Now obviously there is some cross over here. Your time frame must be achievable and realistic, and the measure should be specific. Perhaps try applying the SMART acronym in this order. Choose your objective (to increase sales), add your measure (by 25%), add your time frame (by September), check is it is achievable and realistic, then add any other relevant specifics such as who and what product lines.

Some Ideas

Objectives differ depending on the size, nature, industry and personnel within a business.
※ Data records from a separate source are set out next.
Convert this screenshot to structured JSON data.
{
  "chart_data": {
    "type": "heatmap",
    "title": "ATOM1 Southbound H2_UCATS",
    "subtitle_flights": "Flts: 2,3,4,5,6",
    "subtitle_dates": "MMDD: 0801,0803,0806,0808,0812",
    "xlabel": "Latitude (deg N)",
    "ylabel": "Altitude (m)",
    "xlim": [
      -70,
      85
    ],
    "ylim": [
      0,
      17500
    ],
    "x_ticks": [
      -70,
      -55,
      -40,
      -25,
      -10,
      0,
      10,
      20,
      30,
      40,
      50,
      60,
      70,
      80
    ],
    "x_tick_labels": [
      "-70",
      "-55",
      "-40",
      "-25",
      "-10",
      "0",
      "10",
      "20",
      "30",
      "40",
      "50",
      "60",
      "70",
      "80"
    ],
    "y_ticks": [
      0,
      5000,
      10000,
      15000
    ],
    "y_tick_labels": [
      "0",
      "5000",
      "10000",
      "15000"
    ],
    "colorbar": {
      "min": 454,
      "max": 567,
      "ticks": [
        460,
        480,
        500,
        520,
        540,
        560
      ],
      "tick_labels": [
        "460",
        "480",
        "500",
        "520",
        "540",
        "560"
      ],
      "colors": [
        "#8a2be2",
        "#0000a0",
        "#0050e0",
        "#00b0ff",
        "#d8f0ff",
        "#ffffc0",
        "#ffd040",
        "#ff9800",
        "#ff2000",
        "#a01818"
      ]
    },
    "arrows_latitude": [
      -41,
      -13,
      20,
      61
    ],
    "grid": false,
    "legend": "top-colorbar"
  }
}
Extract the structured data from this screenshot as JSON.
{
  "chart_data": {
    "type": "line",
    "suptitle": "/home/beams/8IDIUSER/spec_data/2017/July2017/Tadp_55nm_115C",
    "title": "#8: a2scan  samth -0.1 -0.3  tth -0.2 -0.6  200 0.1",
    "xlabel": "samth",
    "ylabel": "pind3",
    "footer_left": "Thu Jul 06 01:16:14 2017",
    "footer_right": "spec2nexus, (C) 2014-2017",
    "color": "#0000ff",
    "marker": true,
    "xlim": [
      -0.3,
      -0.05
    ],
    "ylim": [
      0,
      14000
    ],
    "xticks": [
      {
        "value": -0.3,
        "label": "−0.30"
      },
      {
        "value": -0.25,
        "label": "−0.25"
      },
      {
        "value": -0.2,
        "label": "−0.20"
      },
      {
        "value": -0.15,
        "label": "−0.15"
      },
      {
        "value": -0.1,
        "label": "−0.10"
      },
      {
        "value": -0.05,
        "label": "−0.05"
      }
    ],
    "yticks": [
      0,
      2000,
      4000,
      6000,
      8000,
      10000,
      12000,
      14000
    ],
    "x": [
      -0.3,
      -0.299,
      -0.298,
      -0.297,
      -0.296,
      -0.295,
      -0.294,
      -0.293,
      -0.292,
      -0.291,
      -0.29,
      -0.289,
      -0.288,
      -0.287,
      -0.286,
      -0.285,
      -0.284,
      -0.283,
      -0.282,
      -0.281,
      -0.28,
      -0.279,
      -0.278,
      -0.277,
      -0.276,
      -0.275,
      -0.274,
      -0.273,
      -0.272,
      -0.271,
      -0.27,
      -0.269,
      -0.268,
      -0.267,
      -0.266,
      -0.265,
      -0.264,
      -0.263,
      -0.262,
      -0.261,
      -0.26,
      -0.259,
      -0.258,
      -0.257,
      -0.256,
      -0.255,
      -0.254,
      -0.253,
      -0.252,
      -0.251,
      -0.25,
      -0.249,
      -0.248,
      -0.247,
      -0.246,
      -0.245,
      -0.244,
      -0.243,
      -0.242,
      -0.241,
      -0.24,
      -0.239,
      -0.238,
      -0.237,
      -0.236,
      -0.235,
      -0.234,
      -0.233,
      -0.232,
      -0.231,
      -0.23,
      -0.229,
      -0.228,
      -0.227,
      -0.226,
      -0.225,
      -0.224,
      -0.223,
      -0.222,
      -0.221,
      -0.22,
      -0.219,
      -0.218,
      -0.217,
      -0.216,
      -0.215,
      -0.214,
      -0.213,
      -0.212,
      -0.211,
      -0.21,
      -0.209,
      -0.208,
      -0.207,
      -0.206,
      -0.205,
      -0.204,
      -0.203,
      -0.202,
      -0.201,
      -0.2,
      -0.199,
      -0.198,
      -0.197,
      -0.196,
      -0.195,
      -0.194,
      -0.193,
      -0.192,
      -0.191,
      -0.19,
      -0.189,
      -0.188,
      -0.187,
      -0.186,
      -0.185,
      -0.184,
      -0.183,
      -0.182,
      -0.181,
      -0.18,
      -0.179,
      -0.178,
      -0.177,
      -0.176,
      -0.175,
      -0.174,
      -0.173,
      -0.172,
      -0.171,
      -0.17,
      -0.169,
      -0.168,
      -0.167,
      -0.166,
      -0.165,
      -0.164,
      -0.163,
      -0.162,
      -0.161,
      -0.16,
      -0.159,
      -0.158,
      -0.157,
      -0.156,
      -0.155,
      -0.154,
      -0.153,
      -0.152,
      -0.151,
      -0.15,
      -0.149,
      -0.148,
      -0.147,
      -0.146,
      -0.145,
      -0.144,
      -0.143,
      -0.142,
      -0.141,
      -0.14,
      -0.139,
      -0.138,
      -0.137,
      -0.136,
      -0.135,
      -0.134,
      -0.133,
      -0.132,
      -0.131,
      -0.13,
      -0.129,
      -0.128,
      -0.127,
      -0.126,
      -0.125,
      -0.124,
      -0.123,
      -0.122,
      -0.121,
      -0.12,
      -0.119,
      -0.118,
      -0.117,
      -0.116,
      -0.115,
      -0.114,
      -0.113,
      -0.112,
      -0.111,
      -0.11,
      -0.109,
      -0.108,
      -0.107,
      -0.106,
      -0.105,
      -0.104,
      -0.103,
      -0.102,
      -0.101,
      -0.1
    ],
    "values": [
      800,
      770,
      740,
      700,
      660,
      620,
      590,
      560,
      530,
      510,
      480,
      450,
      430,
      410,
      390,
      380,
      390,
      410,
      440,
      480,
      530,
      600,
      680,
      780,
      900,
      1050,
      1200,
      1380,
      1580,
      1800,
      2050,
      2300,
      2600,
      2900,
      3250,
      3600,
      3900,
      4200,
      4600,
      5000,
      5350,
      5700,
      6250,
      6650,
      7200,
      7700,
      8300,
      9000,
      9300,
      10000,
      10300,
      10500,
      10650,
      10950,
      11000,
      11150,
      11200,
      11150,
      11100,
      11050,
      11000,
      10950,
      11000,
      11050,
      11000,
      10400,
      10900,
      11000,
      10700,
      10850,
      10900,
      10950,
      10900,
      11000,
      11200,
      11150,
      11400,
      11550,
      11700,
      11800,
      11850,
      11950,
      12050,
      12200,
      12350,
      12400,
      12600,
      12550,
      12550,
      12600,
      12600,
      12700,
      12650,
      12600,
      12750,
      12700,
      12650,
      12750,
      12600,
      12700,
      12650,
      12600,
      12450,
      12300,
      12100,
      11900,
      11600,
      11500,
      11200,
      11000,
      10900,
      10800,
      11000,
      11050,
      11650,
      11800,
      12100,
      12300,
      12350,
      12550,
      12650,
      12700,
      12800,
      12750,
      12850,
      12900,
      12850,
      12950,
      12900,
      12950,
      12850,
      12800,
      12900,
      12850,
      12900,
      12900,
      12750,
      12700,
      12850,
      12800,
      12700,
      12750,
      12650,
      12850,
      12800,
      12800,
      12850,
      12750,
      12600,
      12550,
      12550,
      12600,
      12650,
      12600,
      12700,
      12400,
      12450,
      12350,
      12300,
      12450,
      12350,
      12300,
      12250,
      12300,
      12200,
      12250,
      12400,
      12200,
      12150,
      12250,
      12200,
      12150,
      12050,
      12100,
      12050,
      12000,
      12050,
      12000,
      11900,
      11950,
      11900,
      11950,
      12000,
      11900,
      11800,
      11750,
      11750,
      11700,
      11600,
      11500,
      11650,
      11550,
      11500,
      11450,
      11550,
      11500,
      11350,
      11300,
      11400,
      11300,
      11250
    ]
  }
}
However, below are some examples that you can take and apply to your business circumstances.

  • Increase sales revenue by 5% by the end of this financial year.
  • Increase market share within your industry to 30% by the end of December 2008.
  • Increase profitability by reducing expenditure by £3,000 per month within the next 3 months.
  • Converting 2 new customers per month to repeat customers from now onwards.
  • Achieve 1 news story in the local press per quarter throughout 2007.
  • Develop 1 new content page for the website each month throughout 2007.
  • Generate 6 new referrals from existing customers this year.
  • Attend 2 industry exhibitions this year and gain 150 new leads at each.
  • Increase e-newsletter click throughs by 10% over the next 2 issues.
  • Cross sell new lines to existing customers generating £10,000 of new revenue by end of the financial year.


By writing clear and compelling objectives you will never be confused about what to write in the rest of your plan, which leaves more time to achieve them and less time spent writing about them. Look back over your objectives at regular intervals in the planning process, they are not set in stone, you can alter and add to them as you complete the rest of the planning process.

But the most important thing to remember is to reward yourselves when you achieve them!